Lynn Baird, who is organizing the host families, is also one of the local teachers whose classes are adopting a team.

"While they're here, those curlers ... in their free time, they're going to go to the class," Matson said.

The influx of curlers and spectators will provide a major impact on the community, he said, as visitors go to restaurants, gas stations, grocery stores, retail shops and other local businesses.

"We get a lot of spectators," he said. "It's fun to come and watch. It's a high quality of curling. I can sit and watch this all week long."

Locally, the big thrill is having five Bemidji curlers competing, he said. "That's huge."

Trevor Andrews, Aaron Tasa, Nic Wagner and Mark Fenner, all of Bemidji, form the Andrews rink, which recently added Ben Wilson of Hibbing.

Josh Bahr of Bemidji is on the Aaron Wald rink with Jarad Zezel and John Muller. They form the top-ranked junior team in the nation.

Tickets will be available at the door at 10 a.m. Saturday.

Reserved window seating upstairs overlooking the ice is $150 for the entire event. Individual seats are not reserved.

To buy reserved seats, e-mail tandrews@paulbunyan.net.

General seating is $75 for the entire event, or per game for $5 per draw for adults, $4 for seniors, and $3 for ages 6-12. (Those younger than 6 get in free.) Tickets for playoffs and semifinals are $10 and a ticket to the final is $15.

New USCA rocks

Glynn is handling the competition area of the planning, with responsibilities such as approving the draw schedule, preparing the ice and getting badges printed for players, coaches and scorekeepers.

"We have to do a number of things at the club," Matson said.

For example, metal strips must be installed in the ice.

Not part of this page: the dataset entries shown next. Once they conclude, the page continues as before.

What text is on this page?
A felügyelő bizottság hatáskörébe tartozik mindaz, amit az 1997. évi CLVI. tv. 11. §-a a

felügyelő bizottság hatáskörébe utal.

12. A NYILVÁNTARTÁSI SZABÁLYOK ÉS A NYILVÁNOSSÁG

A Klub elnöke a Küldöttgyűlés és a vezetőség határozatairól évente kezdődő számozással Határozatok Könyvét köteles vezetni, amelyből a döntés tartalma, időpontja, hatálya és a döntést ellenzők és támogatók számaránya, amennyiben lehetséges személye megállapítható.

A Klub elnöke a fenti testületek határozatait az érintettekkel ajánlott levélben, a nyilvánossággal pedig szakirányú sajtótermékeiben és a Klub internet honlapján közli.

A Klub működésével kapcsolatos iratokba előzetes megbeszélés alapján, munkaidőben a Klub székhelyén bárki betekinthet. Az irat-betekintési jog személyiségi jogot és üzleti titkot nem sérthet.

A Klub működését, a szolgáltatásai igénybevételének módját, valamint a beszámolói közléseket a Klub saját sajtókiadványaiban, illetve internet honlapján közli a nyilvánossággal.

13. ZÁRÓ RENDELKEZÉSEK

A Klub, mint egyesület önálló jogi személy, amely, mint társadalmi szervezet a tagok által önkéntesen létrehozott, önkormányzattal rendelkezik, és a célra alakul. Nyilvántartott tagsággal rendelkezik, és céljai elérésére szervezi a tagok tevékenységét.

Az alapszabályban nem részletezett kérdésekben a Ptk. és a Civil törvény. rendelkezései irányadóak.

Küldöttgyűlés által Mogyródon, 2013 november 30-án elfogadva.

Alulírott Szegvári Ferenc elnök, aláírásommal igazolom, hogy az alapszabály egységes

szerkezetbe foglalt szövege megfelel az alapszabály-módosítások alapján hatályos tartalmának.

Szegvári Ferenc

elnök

"When you curl, you have to release the rock at the hog line," Matson said, noting that in the past, someone had to sit at the line and watch to see if the rock was released in time.

"That was real cold to sit and stare at that and not move."

But now, for the championships, a metal strip will be added and the rocks will have sensors that will trigger a light if the curler hangs on too long.

There's good news and bad news about those rocks.

The good news is that the U.S. Curling Association has decided that instead of using rocks that exist at the host club, brand new official rocks, are being unveiled that will be used from now on.

"We're the first site that's going to get to use them," Matson said. "That's got a lot of us excited. We can't wait to try them."

The bad news is that the handles on 80 rocks (16 rocks each for five sheets of ice) had to be swapped for new handles with sensors.

Matson said at least 50 Curling Club members are involved in some way in the preparations for the competition.

"I think we have seven or eight sign-up sheets," he said. "Lots of people are volunteering to make this all happen."

Local flavor

The club will have its regular food menu each day, with the addition of some local specialty foods that will be showcased, on specific days: Beers' Black Dog barbecue sauce with pulled-pork sandwiches, KC's Best wild rice soup, pizza from the Peppercorn and pancakes and syrup from Red Lake Nation Foods. Dave's Pizza, owned by Pete Fenson, is donating pizza for Friday night's welcome party.

Juan and Jackie Vanasse, food managers, will run the kitchen in the evening. Marv "Rocky" Rockstrom, will fill in during the day.

"The food's going to be fantastic," Matson said.

A post-competition banquet will be held Jan. 30 at the National Guard Armory, with Jackie Vanasse in charge. Doug Fuller and Kent Minske will fry up Red Lake walleye and Kent Bahr has donated wild rice.

"That will be a unique dinner," Matson said.

Kent Bahr is in charge of opening and closing ceremonies. A dance will be held after the event.

Planning the event is a learning experience, Mattson said.